Jedwede Radikalisierung muss entschieden bekämpft werden. Gerade Österreich hat hier enormen Handlungsbedarf, brechen doch aus unserem Land unverhältnismäßig viele selbsternannte "Gotteskrieger" zu den Schlachtfeldern des Nahen Ostens auf und schließen sich den dortigen Terrormilizen wie etwa der berüchtigten IS an. Allein in Wien gibt es 21 salafistische Privatschulen und Kindergärten, in denen die Radikalisierung bereits bei den Kleinsten beginnt. Lehren wie aus dem tiefsten Mittelalter werden hier ganz offen verbreitet. Und gleichzeitig werden in Wien und anderen Städten Gratis-Exemplare des Korans verteilt. Dagegen wäre grundsätzlich nichts einzuwenden. Aber die Stiftung, von der diese Aktion ausgeht, wird laut Verfassungsschutz als salafistische Organisation eingestuft, die für ihr radikal-islamisches Gedankengut bekannt ist. Jeder fünfte Islamist, der nach Syrien in den "Heiligen Krieg" gezogen ist, wurde über diese Organisation rekrutiert. Hier wurde viel zu lange tatenlos zugesehen, extremistische Umtriebe wurden toleriert oder ignoriert. Unsere moslemischen Mitbürger dürfen dabei aber nicht unter Generalverdacht gestellt werden. Das wäre eines Rechtsstaats unwürdig. Ich bin überzeugt, dass der überwiegende Teil der Moslems in Europa von diesen Attentaten ebenso entsetzt ist und diese entschieden verurteilt. Und es gilt auch jene Flüchtlinge und Zuwanderer aus dem islamischen Raum bei uns in Österreich zu schützen, die vor dem radikalen Islamismus zu uns geflohen sind.

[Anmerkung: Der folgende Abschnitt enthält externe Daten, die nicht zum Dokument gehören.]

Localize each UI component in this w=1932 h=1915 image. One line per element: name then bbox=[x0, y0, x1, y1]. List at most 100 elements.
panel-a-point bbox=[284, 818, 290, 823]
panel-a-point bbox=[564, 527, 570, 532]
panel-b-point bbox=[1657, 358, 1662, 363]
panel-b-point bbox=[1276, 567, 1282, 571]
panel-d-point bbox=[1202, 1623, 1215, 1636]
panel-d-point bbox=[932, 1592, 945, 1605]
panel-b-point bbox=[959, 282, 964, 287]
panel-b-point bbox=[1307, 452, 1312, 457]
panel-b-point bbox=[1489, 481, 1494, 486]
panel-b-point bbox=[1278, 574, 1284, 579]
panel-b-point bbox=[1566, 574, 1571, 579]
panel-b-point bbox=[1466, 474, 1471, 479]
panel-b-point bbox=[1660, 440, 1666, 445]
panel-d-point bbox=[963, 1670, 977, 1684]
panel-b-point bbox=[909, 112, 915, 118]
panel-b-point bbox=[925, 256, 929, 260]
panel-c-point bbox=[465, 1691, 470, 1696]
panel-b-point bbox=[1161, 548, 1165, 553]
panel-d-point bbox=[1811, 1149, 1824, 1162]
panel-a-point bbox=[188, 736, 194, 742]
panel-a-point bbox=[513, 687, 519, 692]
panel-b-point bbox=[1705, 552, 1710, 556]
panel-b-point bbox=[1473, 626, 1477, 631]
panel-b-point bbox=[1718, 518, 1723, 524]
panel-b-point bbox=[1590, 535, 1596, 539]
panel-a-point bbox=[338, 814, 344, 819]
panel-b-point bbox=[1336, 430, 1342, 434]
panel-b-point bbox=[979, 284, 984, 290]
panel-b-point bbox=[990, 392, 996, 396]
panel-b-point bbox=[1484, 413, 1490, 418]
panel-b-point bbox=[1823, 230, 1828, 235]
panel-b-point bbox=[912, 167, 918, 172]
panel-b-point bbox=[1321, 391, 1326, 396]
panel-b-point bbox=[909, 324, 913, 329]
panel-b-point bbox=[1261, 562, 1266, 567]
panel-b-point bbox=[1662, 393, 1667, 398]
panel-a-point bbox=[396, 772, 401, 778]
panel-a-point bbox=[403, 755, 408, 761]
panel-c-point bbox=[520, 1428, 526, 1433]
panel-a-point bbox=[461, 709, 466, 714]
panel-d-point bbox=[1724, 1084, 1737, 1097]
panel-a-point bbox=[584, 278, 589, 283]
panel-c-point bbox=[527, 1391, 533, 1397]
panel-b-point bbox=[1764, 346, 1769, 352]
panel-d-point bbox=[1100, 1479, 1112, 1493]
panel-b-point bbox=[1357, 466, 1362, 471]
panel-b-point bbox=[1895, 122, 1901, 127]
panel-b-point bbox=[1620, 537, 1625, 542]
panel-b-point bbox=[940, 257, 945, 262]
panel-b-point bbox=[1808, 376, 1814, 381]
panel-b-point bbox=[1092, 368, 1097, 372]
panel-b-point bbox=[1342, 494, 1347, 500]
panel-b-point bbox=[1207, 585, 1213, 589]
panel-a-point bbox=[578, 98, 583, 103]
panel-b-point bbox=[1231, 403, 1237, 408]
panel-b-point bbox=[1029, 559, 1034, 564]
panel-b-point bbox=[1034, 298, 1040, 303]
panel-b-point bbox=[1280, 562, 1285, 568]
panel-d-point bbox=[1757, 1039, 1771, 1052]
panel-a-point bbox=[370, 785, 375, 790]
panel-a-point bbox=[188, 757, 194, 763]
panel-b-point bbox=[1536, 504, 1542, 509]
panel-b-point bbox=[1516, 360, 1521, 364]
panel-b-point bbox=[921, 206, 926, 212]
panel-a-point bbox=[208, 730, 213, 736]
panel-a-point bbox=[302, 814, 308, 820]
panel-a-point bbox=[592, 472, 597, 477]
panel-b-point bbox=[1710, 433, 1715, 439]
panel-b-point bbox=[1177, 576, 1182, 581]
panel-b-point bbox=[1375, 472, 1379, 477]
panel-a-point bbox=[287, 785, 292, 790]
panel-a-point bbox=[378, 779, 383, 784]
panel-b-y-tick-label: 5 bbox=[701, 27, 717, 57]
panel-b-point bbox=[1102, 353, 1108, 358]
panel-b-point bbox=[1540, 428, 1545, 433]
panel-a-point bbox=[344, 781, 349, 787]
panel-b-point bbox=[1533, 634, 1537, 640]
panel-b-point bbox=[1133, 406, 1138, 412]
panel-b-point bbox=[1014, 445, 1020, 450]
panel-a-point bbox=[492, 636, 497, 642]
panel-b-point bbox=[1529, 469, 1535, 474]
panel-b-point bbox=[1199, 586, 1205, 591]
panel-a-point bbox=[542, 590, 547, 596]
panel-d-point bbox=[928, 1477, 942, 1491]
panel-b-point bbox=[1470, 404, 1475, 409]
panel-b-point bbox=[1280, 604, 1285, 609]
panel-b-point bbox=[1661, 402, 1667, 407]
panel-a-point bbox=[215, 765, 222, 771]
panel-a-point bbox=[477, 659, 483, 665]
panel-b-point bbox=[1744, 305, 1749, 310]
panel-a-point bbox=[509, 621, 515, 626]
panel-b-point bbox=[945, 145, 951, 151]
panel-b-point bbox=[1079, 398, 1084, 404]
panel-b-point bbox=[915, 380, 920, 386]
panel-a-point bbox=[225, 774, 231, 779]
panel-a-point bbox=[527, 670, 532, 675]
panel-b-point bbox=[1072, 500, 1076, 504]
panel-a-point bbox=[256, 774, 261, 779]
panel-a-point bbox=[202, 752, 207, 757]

Die Anschläge in Paris waren nicht nur Anschläge auf Menschen, es waren ebenso Anschläge auf die Meinungsfreiheit, die Religionsfreiheit (vier Menschen wurden ermordet, nur weil sie Juden waren) und die Grundwerte einer offenen Gesellschaft. Die Kundgebungen in Paris und Europa stellten jedoch eine eindrucksvolle Manifestation ebendieser Gesellschaft dar, dass sie sich nicht brechen lassen will. Das gibt Anlass zur Hoffnung.